Le Burkina Faso serait-il devenu le nouveau ventre mou du Sahel ? En tous cas, l’interrogation prend tout son sens, lorsque l’on sait que Ouagadougou vient d’être victime de son troisième attentat en trois ans. Perpétrer des attaques en zones frontalières ou rurales est une chose aisée pour les terroristes que de frapper les grandes villes, de surcroit une capitale. Et quand ces adeptes de la guerre asymétrique parviennent à perpétrer des attaques avec une relative constance, les forces de l’ordre et de sécurité sont les premiers à être indexées.
Le vendredi 2 mars 2018 dans la matinée, Ouagadougou a été la cible d’une double attaque contre l’état-major des armées et l’Ambassade de France (8 morts dont 8 militaires burkinabé et 8 djihadistes). Une attaque qui rappelle douloureusement les deux précédentes que sont celles du 13 aout 2017 (19 décès) et du 15 janvier 2016 (30 morts). Le Burkina Faso paierait ainsi son engagement dans la force conjointe du G5 Sahel pour la lutte contre le terrorisme dans la région. Le lendemain des attaques, le Groupe pour le soutien de l’islam et des musulmans (GSIM) dirigé par Iyad Ag Ghaly a revendiqué le double attentat.
Mais alors, pourquoi Ouagadougou est si endeuillé par rapport aux autres capitales des pays du G5 Sahel, et même de la région ouest-africaine ? Est-ce la faute des forces de l’ordre du pays qui ne feraient pas bien le travail sécuritaire ? Ou est-ce un choix bien réfléchi de la part des émirs du terrorisme ? A la décharge des forces de l’ordre burkinabè, il est bien connu que le péril terroriste, spécifiquement celui des opérations d’attentats et de guérillas, est un mal très difficilement gérable. Des pays développés, avec bien plus de moyens militaires et financiers que le Burkina, sont victimes d’attentats. Les exemples de la France avec les attentats de Charlie Hebdo et de l’hyper cacher sont éloquents à suffisance.

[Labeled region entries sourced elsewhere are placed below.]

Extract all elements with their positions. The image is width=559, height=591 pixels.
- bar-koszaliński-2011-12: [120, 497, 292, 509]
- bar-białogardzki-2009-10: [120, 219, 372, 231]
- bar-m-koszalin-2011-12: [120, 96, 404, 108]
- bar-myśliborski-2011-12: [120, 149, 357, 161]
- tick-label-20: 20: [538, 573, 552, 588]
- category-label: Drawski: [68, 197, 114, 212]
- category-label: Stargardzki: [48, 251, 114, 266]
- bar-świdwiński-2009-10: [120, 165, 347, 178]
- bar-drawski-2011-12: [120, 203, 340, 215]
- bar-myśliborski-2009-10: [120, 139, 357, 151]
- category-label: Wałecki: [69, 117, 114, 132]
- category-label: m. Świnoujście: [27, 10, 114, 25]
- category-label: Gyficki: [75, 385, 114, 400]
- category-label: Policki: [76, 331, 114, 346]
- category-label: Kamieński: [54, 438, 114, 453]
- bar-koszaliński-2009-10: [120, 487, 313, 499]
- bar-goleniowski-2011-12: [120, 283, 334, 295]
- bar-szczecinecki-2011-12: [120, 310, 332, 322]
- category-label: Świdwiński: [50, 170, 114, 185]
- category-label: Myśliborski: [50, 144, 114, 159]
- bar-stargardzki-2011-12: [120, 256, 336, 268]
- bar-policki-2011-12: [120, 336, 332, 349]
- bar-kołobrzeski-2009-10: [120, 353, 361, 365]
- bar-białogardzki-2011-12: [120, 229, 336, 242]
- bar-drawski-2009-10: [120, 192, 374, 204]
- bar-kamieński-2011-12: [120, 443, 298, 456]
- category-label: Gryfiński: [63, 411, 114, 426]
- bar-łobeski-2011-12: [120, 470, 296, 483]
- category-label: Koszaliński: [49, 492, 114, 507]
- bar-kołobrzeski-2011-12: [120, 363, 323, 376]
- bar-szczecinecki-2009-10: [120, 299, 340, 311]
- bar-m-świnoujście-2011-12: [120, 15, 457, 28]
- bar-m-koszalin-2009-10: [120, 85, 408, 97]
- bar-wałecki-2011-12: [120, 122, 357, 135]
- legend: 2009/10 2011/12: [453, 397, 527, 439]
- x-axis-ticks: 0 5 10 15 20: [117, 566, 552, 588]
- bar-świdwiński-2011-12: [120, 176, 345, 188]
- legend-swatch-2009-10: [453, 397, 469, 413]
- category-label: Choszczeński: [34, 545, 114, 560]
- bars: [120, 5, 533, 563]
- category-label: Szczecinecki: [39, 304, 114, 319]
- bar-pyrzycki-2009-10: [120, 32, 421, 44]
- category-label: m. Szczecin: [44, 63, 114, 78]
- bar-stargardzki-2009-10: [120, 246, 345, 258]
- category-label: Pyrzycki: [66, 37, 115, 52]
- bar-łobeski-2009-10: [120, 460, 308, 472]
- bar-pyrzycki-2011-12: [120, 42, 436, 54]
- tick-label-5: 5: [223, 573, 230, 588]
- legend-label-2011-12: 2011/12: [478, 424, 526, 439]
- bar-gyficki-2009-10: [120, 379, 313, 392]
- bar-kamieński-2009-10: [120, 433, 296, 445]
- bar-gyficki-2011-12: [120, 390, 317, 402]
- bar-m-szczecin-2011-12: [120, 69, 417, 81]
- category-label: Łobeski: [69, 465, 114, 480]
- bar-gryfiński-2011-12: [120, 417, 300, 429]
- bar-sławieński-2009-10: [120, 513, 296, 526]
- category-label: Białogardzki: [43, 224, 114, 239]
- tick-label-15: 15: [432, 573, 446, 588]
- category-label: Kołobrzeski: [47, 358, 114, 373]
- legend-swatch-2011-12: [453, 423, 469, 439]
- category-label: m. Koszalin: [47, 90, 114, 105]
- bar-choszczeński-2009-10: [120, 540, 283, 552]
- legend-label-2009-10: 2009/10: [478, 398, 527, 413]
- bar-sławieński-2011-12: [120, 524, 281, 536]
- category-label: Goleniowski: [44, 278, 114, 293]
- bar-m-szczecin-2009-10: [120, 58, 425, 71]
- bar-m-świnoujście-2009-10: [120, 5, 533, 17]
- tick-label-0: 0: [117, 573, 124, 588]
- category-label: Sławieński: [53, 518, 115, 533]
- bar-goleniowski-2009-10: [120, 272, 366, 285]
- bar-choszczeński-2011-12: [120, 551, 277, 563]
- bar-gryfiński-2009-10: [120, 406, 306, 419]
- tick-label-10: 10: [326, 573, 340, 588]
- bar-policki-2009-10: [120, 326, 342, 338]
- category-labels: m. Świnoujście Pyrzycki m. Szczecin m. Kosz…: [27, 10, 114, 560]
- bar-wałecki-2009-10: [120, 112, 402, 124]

Donc, s’agit-il d’un choix délibéré d’Iyad Ag Ghaly et de ses acolytes ? Dans le même ordre d’idées, d’autres capitales comme Bamako ou Dakar seraient bien plus sécurisées que Ouagadougou. Rappelons toutefois le contexte spécifique du Mali. Car étant le pays par où le terrorisme s’est introduit au Sahel, la fréquence des attentats dans la capitale Bamako n’est pas si alarmante. On y dénombre quatre attentats depuis l’installation d’IBK à Koulouba, (Le 7 mars 2015 au bar-restaurant La Terrasse, le 20 novembre 2015 à l’hôtel Radisson Blu de Bamako, le 22 mars 2016, une attaque jihadiste vise l’hôtel Nord-Sud en plus de celle du campement Kangaba, le 19 juin 2017). Mais la palme de la sécurité revient certainement au Sénégal qui n’a, jusque-là, été victime d’aucune attaque. Haut-lieu de l’Islam mystique en Afrique de l’ouest, que les terroristes considèrent comme une hérésie, beaucoup ne donnaient pas cher de la peau de ce pays en 2013, lorsque les premières opérations de guerres asymétriques commencèrent au Sahel. Mais aujourd’hui, le Sénégal reste toujours ce sanctuaire inviolé de l’Islam confrérique. Un autre cas troublant, c’est celui de la Mauritanie, elle aussi à l’abri d’attentats. Le pays aurait secrètement conclu un accord avec AQMI. Le régime de Ould Abdel Aziz aurait expressément demandé à Al Qaida de ménager la Mauritanie en échange de la libération de ses combattants détenus dans les prisons de Nouakchott et la garantie de la non-poursuite des éléments terroristes quand ils se trouvent sur le territoire mauritanien. Une demande qui s’ajouterait à une lettre trouvée dans le dédale de documents trouvés par les forces américaines en 2011 à la résidence de Ben Laden, dans laquelle il est relaté que les dirigeants d’Al Qaida auraient discuté d’un plan de paix avec la Mauritanie en 2010. Maintenant que la donne a changé avec l’implication du pays dans la force conjointe militaire du Sahel, AQMI violera-t-il le supposé pacte ?
Avec l’opérationnalisation du G5 Sahel, les terroristes opérant dans la région voudraient, coute que coute, frappé son état-major au cœur. Même si ce n’est pas la panique en leur rang, les chefs des groupes armés extrémistes chercheraient des alliés, quitte à frapper à la porte de leur rival d’un jour, le groupe Etat Islamique.